X-Terraform-Get: git::https://github.com/sourcegraph/terraform-aws-executors?ref=d9d6b1db18013b7dbd01edce457980c58e7a1c90

ProGet will transform this pointer to a usable GitHub URL:

https://github.com/sourcegraph/terraform-aws-executors/archive/d9d6b1db18013b7dbd01edce457980c58e7a1c90.zip

The contents will then be downloaded from that URL and packaged. If you run into any issues with specific modules from the Hashicorp registry or another one, please let us know.

Authenticating to Terraform Feeds

If your feed is not configured for anonymous access, then you'll need to configure the Terraform CLI to authenticate.

This can be done be either setting an environment variable with your API Key (TF_TOKEN_{hostName}=«api-key») or by adding the following to your CLI Configuration File (.terraformrc or terraform.rc):

credentials "«proget-hostname»" {
   token = "«api-key»"
}

Note that the Terraform CLI limits authentication by host name, which means that only one API Key per host name is possible. See the Terraform's CLI Configuration documentation and/or Creating and Managing API Keys in ProGet to learn more.

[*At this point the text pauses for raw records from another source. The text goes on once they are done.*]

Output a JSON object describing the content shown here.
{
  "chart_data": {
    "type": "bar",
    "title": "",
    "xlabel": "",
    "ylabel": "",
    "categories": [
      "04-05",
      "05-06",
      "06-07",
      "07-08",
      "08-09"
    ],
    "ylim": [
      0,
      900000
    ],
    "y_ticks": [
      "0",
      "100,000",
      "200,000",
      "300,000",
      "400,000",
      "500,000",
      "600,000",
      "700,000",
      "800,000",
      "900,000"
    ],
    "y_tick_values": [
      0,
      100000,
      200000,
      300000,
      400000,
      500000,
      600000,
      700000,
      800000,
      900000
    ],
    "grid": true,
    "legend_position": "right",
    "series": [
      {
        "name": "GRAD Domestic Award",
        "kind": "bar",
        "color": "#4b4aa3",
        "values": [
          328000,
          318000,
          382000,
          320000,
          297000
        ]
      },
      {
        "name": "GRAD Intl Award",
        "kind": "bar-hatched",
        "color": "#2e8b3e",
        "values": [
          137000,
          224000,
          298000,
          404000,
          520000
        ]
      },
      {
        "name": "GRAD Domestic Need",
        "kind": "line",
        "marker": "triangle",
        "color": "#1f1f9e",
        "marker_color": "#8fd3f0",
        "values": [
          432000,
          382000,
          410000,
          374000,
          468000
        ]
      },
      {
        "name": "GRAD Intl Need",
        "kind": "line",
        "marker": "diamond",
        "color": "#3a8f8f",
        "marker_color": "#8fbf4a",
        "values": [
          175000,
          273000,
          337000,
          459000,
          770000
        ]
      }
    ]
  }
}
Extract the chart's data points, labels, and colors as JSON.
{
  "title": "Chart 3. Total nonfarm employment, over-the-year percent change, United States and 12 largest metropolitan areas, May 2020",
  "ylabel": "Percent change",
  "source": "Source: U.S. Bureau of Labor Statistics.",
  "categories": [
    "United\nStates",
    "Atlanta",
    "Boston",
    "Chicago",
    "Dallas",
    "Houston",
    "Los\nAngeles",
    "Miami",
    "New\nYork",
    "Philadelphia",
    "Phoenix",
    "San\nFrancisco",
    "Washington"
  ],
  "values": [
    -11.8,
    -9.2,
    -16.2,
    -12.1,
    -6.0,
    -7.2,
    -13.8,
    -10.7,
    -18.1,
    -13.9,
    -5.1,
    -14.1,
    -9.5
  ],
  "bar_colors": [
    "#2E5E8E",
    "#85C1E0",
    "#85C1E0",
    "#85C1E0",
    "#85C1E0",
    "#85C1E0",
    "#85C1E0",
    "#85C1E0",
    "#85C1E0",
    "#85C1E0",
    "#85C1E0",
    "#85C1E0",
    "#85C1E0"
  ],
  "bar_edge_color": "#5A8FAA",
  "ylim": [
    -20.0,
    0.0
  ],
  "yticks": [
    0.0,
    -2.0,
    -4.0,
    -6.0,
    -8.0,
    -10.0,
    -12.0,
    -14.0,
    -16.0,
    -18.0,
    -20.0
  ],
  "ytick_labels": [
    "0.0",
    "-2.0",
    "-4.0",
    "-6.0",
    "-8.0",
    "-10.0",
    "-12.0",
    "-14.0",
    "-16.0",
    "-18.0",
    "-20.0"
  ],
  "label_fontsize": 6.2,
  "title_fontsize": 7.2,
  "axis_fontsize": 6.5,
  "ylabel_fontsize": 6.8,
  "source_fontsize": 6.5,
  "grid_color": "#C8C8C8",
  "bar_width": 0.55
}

Support for Terraform Providers

ProGet's Terraform Feeds do not currently host cloud provider plugins such as aws, azurerm, etc.

In our research, users reported no interest in creating their own Terraform provider plugins (let alone hosting them). They also saw no value in proxying these plugins from Hashicorp's public registry, as internet access was inherently required to use Terraform.

However, we're open to implementing support for provider plugins if there's a need; just let us know.

Support for Terraform Backends

A Terraform Backend stores state files that Terraform uses to keep track of the resources it manages.

ProGet Asset Directories can be used as an HTTP backend by simply setting address as the desired folder in your asset directory.

For example:

terraform {
  backend "http" {
    address = "https://proget.corp/endpoints/my-assets/terraform/backends"'
    username = "api"
    password ="abcd12345"
  }
}

Note that the username/password is only required if your asset directory is authenticated, and it can alternatively be configured using the TF_HTTP_USERNAME and TF_HTTP_PASSWORD environment variables.